Yields on the seven-year (issued in 2019), 10-year (issued in 2014) and 30-year (issued in 2018) Eurobonds have on average risen over 300 basis points to close at 13 percent, 12.2 percent and 12 percent since the beginning of the year to date.
Likewise, yields on the 364-day, 182-day and 91-day papers have adjusted upwards. In the same period, the shilling too has lost 5.5percent of its value against the dollar.
So it is true that increased volatility has become woven into the investing landscape even without the impact of elections. But it is a week after Election Day and the outcome of the races already decided, what is the potential pathway for the markets?
In the short term, there’s no need to panic about market volatility. If election uncertainty has caused prices to move widely, then that creates an opportunity to buy equities.
Personally, if I have to pick a market to take risk on, it’s got to be the stock market. Dividend yield stands at 5.6 percent currently, 160 basis points above its 10-year average.
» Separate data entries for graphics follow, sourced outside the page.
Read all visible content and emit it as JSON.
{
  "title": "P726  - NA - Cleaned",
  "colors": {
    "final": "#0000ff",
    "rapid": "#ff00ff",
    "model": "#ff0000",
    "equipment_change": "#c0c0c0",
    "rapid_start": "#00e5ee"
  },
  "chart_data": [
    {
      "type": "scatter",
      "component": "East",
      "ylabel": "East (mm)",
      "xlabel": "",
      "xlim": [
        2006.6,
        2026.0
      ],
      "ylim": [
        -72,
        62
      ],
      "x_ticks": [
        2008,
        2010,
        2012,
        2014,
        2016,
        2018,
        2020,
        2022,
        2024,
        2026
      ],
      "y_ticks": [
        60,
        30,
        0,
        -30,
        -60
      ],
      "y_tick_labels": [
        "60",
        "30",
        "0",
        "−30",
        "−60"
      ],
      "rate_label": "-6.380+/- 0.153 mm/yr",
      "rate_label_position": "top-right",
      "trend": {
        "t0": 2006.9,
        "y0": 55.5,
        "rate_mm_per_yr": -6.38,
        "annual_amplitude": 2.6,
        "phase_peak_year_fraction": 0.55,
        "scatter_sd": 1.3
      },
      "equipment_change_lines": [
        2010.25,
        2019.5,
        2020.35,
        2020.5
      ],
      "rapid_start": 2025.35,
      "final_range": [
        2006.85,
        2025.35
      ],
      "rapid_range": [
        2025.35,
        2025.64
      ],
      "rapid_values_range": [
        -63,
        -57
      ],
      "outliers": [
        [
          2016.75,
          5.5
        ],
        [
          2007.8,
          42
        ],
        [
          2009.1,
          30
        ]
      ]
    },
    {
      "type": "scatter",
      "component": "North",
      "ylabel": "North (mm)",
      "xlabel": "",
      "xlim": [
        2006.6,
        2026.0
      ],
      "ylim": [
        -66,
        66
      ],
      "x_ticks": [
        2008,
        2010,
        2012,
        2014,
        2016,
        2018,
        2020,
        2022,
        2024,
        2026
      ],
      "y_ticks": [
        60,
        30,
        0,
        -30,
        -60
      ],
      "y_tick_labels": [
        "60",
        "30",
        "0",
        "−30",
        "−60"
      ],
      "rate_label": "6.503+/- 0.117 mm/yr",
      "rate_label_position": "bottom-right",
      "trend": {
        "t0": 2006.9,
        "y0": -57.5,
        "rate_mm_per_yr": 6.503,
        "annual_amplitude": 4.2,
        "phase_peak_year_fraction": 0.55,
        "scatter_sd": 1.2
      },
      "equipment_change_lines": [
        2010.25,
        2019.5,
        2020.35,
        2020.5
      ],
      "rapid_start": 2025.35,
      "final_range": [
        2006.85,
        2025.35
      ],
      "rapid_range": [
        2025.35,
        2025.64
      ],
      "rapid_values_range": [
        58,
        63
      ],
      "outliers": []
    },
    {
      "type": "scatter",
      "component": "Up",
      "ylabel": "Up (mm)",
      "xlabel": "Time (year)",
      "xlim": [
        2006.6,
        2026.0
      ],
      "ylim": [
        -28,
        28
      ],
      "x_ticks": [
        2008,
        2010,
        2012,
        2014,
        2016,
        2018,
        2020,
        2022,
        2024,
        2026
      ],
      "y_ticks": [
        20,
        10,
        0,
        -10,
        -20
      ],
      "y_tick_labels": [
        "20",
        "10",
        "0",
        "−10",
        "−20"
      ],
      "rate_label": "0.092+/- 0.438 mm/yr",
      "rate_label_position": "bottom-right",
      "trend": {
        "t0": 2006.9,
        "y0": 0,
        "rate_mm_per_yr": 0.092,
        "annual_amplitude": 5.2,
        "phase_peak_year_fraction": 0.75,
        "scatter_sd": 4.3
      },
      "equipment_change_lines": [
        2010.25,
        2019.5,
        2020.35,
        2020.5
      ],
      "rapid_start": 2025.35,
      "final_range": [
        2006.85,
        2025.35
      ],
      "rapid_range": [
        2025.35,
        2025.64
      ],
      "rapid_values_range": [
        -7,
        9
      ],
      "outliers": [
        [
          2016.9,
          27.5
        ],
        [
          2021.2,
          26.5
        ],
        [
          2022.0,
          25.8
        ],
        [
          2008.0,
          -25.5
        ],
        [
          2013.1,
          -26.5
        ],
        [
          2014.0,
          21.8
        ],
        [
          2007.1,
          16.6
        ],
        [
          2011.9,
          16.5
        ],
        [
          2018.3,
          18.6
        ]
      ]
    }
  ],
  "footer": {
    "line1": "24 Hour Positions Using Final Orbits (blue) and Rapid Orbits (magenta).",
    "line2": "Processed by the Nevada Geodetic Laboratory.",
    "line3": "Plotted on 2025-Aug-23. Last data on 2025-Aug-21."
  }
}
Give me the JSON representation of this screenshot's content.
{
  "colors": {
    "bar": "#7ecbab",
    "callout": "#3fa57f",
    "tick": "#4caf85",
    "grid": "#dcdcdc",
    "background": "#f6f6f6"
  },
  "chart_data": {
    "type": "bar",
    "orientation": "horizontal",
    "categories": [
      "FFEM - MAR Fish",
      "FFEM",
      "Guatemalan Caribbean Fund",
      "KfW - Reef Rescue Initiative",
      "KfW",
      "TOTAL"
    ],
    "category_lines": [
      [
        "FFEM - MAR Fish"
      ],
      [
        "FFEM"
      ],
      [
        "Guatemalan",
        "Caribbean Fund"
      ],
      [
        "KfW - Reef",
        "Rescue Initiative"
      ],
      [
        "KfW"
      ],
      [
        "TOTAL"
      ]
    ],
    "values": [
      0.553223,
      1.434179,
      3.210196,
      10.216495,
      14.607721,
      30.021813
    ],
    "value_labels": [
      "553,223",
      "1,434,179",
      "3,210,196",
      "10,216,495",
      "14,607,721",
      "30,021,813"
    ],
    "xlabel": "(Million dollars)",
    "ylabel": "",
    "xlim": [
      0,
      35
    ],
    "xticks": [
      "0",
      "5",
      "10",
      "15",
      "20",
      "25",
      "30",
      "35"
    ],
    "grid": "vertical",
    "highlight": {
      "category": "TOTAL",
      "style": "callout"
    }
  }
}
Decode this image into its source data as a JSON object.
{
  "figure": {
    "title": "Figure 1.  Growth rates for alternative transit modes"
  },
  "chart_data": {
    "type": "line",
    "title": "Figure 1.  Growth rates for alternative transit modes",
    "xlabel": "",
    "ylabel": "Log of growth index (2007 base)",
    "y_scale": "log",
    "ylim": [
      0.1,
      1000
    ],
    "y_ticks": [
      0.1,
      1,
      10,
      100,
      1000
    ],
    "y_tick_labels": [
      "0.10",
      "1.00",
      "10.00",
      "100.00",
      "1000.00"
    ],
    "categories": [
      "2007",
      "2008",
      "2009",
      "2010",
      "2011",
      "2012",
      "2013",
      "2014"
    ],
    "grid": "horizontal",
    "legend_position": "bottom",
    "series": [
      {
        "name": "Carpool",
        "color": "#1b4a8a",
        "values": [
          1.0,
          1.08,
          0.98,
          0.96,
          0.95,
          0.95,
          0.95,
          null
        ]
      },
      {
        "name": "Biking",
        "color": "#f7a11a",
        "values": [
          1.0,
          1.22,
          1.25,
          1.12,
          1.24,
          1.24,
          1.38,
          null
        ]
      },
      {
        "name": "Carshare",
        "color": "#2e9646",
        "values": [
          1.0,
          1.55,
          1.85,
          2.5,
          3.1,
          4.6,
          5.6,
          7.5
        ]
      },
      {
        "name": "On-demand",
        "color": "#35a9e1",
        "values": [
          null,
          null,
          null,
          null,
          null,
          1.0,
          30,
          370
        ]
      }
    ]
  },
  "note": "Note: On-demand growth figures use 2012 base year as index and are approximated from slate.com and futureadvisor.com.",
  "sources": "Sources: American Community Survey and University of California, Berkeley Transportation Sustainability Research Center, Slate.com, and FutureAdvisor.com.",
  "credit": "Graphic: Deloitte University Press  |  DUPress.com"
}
From their July lows, equities have been on a rally mode bagging over 15 percent gains since. Yes, government securities are offering higher yields but for diversification purposes, you may need to balance your portfolio across asset classes and within asset classes.
In brief, present volatility is your friend. It could be used to meet your “long-term” goals at a better price that can potentially give you better-than-average returns over time. In the long run, the election outcome will have a major impact on policy, laws and the investment environment.
Granted, it’s still early days to discern what sectors will be most likely to be affected. But soon, investors will have to evaluate how the new policies that are going to be championed by the newly elected administration will affect the economy.
More than any other policy issues, the high government debt issue, high cost of living and taxes will be key variables. In addition, it also follows that a split in power at the Senate and the National Assembly will play a major role. If the ruling party will have their way, stocks are likely to benefit.
To stay well guarded against any unfavourable policies, you’ll need to maintain all the components of a diversified portfolio in place and then stick to a longer-term strategy that’s designed for more than one general election cycle. Fight the intense pressure of short-termism.
Returns are made over a full business cycle, which is longer than even one general election. This is why it’s important to keep a big-picture perspective. The best rule of thumb is to stay invested and make sure your portfolio is rebalanced whenever necessary.